# Way to serious in here



## pragmatic_lee (Jan 19, 2008)

So I'm throwing down the gauntlet - going to kick butt & take names this weekend at the NCFAA State Tournament at Yadkin Field Archery. 

Then again, I may shoot like I always do and simply be happy shooting arrows and hanging with friends.


----------



## pragmatic_lee (Jan 19, 2008)

It's hard to shoot good when you're shooting with TN guys and have to keep 1 hand on your butt the whole time.


----------



## Macaholic (Mar 18, 2004)

pragmatic_lee said:


> It's hard to shoot good when you're shooting with TN guys and have to keep 1 hand on your butt the whole time.
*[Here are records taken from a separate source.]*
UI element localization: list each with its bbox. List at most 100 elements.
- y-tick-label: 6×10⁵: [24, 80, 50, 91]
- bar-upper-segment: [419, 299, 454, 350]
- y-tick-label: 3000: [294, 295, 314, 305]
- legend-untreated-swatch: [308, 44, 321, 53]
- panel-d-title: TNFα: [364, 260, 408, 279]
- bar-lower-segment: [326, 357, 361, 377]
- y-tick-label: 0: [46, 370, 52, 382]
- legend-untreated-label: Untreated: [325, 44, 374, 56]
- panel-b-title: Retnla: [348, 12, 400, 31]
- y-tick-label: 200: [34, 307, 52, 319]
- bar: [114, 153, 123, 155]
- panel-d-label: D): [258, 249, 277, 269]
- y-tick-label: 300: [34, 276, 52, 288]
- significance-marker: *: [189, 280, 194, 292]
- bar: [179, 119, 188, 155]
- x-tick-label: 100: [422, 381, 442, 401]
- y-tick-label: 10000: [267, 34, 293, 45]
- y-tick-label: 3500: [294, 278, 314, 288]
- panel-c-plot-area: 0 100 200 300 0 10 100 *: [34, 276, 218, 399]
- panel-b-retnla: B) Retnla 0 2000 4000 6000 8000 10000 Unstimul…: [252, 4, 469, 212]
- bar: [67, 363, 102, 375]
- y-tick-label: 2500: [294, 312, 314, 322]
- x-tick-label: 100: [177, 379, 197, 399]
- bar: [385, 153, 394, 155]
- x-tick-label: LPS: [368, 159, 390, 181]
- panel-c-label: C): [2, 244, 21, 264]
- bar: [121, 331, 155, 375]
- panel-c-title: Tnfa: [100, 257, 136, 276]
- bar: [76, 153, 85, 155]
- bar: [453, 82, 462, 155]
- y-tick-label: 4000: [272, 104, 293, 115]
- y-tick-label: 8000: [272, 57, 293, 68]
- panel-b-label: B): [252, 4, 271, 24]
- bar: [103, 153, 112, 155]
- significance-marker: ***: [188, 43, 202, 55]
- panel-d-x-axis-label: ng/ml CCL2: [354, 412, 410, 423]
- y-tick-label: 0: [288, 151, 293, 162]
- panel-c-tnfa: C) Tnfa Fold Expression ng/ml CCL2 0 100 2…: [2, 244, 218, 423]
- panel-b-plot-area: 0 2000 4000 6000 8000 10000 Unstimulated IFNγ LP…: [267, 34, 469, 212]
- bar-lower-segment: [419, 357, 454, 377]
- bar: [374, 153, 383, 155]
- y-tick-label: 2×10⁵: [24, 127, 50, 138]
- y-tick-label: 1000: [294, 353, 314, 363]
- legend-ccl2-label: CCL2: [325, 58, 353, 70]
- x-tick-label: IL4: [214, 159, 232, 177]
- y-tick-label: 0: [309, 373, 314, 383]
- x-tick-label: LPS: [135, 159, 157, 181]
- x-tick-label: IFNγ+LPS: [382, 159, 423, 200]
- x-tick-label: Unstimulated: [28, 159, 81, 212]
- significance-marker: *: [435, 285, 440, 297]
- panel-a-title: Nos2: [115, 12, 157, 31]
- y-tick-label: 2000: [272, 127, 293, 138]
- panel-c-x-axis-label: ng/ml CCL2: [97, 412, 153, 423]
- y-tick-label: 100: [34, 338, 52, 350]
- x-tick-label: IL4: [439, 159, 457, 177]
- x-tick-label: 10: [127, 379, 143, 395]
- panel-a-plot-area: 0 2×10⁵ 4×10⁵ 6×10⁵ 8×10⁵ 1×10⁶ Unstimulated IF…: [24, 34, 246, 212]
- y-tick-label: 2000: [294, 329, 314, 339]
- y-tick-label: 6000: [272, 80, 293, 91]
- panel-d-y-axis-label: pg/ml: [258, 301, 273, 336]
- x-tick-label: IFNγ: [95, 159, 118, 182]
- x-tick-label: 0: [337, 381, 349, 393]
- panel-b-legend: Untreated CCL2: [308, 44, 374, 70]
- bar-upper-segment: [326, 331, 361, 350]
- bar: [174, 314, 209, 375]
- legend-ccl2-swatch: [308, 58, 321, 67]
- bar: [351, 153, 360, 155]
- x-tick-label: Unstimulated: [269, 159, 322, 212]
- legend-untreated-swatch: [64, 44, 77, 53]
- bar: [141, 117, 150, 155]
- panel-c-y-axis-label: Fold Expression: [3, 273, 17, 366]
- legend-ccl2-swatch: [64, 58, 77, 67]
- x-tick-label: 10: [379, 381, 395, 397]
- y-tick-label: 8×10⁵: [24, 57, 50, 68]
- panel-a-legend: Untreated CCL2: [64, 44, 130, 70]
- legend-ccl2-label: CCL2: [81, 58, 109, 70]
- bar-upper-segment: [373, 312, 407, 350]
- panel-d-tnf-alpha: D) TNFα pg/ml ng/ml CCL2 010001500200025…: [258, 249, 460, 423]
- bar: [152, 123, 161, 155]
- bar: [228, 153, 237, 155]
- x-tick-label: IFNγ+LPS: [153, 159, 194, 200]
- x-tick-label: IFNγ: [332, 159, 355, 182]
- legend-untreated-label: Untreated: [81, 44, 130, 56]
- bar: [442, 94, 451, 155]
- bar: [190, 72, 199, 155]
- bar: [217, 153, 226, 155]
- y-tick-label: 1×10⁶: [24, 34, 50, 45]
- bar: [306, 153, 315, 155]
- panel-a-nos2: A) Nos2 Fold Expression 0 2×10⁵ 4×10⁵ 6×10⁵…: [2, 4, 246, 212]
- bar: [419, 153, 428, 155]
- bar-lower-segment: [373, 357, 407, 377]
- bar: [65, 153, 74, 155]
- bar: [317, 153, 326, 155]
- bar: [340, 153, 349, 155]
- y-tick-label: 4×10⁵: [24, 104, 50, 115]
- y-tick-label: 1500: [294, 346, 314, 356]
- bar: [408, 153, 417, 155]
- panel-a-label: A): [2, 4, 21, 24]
I think that needs a little more description or the Mootel may be the Notel. My first impression is you're having to pull out your wallet for Crispies, that's nothing new though.


----------



## pragmatic_lee (Jan 19, 2008)

Yea that's it Mac.


----------



## Brown Hornet (Aug 8, 2002)

I hear Jarlicker tore up all his arrows.


----------



## TNMAN (Oct 6, 2009)

That's odd. The TN guys said they had a great time. :confused3:

Wish I was 200 miles closer to Yadkin. Really like that kind of range. :cow::cow::cow:


----------



## Kstigall (Feb 24, 2004)

Maybe next year I'll get some Virginia Gentlemen together and we'll make ANOTHER training run south.............


----------



## pragmatic_lee (Jan 19, 2008)

Brown Hornet said:


> I hear Jarlicker tore up all his arrows.


Not quite ALL of them, but he definitely put a dent in them. This was on Sat. He destroyed a couple more on Sunday, but when you stack them in the X, that's what happens.


----------



## pragmatic_lee (Jan 19, 2008)

TNMAN said:


> That's odd. The TN guys said they had a great time. :confused3:
> 
> Wish I was 200 miles closer to Yadkin. Really like that kind of range. :cow::cow::cow:


I bet they did say they had a great time, but at who's expense. 

You could probably hitch a ride with some of these hillbillys next year. (That's me in the middle).


----------



## pragmatic_lee (Jan 19, 2008)

Kstigall said:


> Maybe next year I'll get some Virginia Gentlemen together and we'll make ANOTHER training run south.............


We had a few Common Welchers from VA this year, but not as many as usual. Guess they got scared.


----------



## Kstigall (Feb 24, 2004)

Virginia Gentleman are absolutely never scared of a CaroWhiner.....


----------



## pragmatic_lee (Jan 19, 2008)

Kstigall said:


> Virginia Gentleman are absolutely never scared of a CaroWhiner.....


Virginia Gentlemen - I just sprayed Cheer Wine all over my screen.


----------